Happy Pi Day

[Patrick Donnelly]

Who could let 3/14 pass by without wishing everyone a happy pi day?

This is a somewhat special day for me in particular, since back in eighth grade, I calculated some 1083 digits of pi with an algorithm I developed (repeatedly making use of the Pythagorean theorem to inscribe a regular polygon with 4*2^n sides inside a circle) and, with the help of my dad, wrote into a simply computer program. I can still recite the number to 25 decimal digits, 3.1415926535897932384626433.

Happy pi day, everyone!

[Matthew Bacorn]

I miss the days of bringing pie to math class on pi day

thats pretty cool about the algorithm; i was on the math team in eighth grade. We sat around, ate pizza, listened to They Might Be Giants, and did math.

Not your kind of math though. Normal 8th grader math

[Craig Loizides]

That reminds me of a math professor I had who could do over 1000 digits of pi from memory. One day in class he wrote out the first few digits on the blackboard and when he ran out of room he just kept going writing in chalk on the walls. He did a few laps around the room continuing to talk about whatever we were doing the whole time.

http://en.wikipedia.org/wiki/John_Horton_Conway

[Derek Maffett]

You must be studying to become an engineer or something similar, right? Ouch.

[Patrick Donnelly]

Quote:

Originally Posted by Matthew Bacorn

Not your kind of math though. Normal 8th grader math

I haven't thought of anything that spectacular since the eighth grade. It was really kind of luck that I found it anyway.

d = 1
r = 1/2
a[0] = r
b[0] = r
c[0] = sqrt(a[0]^2 + b[0]^2)

for i, as i goes to infinity
a[i+1] = c[i] / 2
b[i+1] = r - sqrt(r^2 - a[i+1]^2)
c[i+1] = sqrt(a[i+1]^2 + b[i+1]^2)
end

pi approx. = c[i]*4*2^i

Basically, it gives you the length of one side of a square for the first set of statements. When you go through the loop, it gives you one side of an octogon, then one side of a 16 sided figure, then one of a 32 sided figure, then one of a 64 sided figure, then one of a 128... etc. Multiplying that number by 4, 8, 16, 32, 64, 128,... etc. respectively will give you more and more accurate approximations of the circle's circumference. In this case, that's equal to pi, since d = 1.

Quote:

Originally Posted by Craig Loizides

That reminds me of a math professor I had ...

http://en.wikipedia.org/wiki/John_Horton_Conway

Lucky.

Quote:

Originally Posted by Derek Maffett

You must be studying to become an engineer or something similar, right? Ouch.

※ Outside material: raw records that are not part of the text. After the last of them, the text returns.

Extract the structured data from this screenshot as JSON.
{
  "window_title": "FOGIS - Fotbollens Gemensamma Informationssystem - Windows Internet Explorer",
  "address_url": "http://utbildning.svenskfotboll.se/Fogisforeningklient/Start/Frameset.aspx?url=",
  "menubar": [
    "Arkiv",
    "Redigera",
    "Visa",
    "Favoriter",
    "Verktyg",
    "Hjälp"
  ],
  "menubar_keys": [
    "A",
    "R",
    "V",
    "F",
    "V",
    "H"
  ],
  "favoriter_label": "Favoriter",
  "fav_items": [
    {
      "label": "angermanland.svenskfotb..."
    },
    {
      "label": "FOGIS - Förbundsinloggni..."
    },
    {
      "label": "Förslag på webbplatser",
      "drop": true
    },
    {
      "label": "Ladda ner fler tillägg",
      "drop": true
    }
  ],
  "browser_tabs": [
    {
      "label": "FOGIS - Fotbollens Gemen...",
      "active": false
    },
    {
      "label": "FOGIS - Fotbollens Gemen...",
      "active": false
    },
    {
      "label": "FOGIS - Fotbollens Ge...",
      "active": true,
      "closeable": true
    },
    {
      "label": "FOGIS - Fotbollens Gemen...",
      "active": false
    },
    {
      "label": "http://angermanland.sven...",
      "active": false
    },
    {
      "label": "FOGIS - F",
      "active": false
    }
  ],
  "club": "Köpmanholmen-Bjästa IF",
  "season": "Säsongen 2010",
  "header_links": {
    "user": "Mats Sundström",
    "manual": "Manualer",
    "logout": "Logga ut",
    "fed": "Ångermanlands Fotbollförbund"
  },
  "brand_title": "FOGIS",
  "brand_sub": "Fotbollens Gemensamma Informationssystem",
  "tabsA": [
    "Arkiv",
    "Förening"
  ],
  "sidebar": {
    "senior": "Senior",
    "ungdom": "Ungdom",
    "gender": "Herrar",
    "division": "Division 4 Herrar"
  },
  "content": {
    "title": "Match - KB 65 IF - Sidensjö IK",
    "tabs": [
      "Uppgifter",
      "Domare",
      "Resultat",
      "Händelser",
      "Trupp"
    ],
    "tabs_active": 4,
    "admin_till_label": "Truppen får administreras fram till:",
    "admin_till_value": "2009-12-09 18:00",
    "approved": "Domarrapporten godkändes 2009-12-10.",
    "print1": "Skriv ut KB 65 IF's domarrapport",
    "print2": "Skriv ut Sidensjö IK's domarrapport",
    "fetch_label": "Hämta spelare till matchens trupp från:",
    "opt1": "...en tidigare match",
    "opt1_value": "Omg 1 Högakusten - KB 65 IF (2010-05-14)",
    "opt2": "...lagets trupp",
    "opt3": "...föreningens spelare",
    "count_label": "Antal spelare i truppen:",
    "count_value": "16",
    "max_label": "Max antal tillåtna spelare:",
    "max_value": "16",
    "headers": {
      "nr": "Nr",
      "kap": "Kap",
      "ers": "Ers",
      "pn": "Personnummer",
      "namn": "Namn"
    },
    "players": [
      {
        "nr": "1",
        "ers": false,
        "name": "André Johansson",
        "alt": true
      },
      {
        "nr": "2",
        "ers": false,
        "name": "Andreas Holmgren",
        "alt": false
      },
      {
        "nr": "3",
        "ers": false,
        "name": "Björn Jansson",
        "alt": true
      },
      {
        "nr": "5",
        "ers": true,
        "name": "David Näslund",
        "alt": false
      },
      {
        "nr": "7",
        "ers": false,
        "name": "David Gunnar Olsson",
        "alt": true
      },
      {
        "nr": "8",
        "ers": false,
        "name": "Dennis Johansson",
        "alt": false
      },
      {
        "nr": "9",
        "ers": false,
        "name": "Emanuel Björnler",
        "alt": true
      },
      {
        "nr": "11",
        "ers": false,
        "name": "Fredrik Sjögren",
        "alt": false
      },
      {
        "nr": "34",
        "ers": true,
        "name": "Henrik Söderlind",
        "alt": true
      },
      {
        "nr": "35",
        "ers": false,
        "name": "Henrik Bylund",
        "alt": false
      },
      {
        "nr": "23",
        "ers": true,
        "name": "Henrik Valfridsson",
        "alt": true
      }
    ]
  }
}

Physicist. Really, it's the easiest thing for me. That's just how I think.

For example, the other night, I was looking for a particular house, number 318, though I couldn't read the numbers on any of the houses because of the darkness, and I wasn't sure if I had passed it or not. So, I got out of the car, walked near to one house. Saw 308. Checked the next house down the street (in the direction of my travel) and saw it was 306. Therefore, dy/dx on that side of the street in my direction was equal to -2, a constant since house numbers are linear. So, 318 = -2x + 308, x = -5, and the house I wanted was 5 places in the opposite direction. I turned around, and counted the houses, 1, 2, 3, 4, 5. Number 318, bingo.


It's easy if you have the mind for it.

[Derek Maffett]

Well, I can certainly respect that. It just seems deadly dull to me (which I suppose is why I don't have the mind for it).